How to make number bonds charts interesting?
A child feels connected when the numbers in the empty spaces of the bond charts are replaced by things they love. For example, to represent the number ‘5’, the teachers can make use of dummies like foam balls. The other interesting teaching or mediation ways you can use to make number bonds charts absorbing for the young learners are:
- Story-telling: You can create a short story of eggs to establish the concept of a whole number and its parts to illustrate number bonds on the anchor chart. There are several other elements like pizza or a box of chocolates that give a better idea of the wholeness of the number to a child. By breaking the pizza into pieces, or taking chocolates out, you can help kids understand the number bonds and the working of the chart. This is also classified as concrete teaching of number bonds.
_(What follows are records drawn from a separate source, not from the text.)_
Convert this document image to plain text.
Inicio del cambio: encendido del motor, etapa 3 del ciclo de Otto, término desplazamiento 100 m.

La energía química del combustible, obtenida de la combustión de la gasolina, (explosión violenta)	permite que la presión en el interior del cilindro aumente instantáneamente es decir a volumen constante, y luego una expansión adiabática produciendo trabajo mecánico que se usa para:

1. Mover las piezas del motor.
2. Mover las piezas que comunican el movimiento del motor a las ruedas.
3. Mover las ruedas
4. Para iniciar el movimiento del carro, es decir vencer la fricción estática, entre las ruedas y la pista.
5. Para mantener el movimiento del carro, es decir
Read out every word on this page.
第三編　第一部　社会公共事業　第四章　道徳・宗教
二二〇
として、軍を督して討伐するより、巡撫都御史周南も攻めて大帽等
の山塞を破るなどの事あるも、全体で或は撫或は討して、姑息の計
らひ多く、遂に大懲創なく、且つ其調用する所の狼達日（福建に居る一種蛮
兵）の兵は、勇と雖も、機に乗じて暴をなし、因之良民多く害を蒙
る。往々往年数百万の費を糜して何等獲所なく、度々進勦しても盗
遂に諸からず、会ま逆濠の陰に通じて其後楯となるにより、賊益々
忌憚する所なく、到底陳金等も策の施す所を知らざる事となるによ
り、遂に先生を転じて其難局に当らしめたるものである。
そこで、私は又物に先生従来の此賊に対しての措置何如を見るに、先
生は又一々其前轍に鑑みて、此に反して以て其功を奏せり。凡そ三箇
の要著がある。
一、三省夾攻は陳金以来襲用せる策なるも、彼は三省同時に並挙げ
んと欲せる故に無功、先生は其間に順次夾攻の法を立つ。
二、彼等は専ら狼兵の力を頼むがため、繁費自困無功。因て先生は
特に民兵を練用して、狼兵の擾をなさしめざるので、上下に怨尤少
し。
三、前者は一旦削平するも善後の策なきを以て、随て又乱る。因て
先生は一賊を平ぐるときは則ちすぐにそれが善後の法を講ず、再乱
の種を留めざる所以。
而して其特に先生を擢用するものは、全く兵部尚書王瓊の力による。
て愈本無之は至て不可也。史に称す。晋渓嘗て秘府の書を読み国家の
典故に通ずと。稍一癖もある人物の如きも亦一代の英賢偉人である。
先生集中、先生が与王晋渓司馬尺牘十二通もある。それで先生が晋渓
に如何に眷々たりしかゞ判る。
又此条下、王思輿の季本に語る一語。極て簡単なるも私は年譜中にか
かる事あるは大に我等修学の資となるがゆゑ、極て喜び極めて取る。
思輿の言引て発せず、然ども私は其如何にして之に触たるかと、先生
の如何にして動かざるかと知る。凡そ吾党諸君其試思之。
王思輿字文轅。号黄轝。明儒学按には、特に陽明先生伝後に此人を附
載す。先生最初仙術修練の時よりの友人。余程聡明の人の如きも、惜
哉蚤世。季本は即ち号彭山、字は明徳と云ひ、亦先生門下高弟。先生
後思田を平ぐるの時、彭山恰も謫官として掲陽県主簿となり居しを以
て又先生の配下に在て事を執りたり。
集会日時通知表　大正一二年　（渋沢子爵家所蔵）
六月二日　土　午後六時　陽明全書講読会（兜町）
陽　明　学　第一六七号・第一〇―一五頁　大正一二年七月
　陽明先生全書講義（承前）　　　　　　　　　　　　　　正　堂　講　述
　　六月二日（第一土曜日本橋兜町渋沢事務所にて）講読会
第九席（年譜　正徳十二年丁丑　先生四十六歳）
- Number talks: By doing small rounds of number talks, you can leave the spots in the equations chart empty, and ask children to come up with strategies to fill with various number options. Thus, you can assess whether the kids are absorbing the intended purpose of the number bonds or not. It is a strategic problem-solving style of teaching number bonds.
- Pictorial presentations: Teachers can ask the child to demonstrate the number bonds on the whiteboard or a plain piece of paper. They draw the number bond figures first and then ask the child to write the composite number’s broken parts. Thus, this helps children build fluency with number bond concepts. Also, it helps them confident of doing mental calculations after attaining fluency in the number breaking activity.
Basic outcomes of Number Bonds Charts
The number bonds charts prove to be an effective tool in building basic math skills in an early learner. The common outcomes achieved through number bonds charts are:
- Mental calculation fluency: Kids, with the practice of various number combinations, attain calculation fluency and can give answers without actually counting the numbers.
- Number decomposition: Kids learn how to decompose numbers into parts, which is essential for building number sense or understanding the concept of quantity.
- Quick concept recall: When the teacher sets the time like 3-4 seconds, the brain is trained to calculate mentally and give an answer quickly and so the concept of addition or subtraction becomes effortless to recall.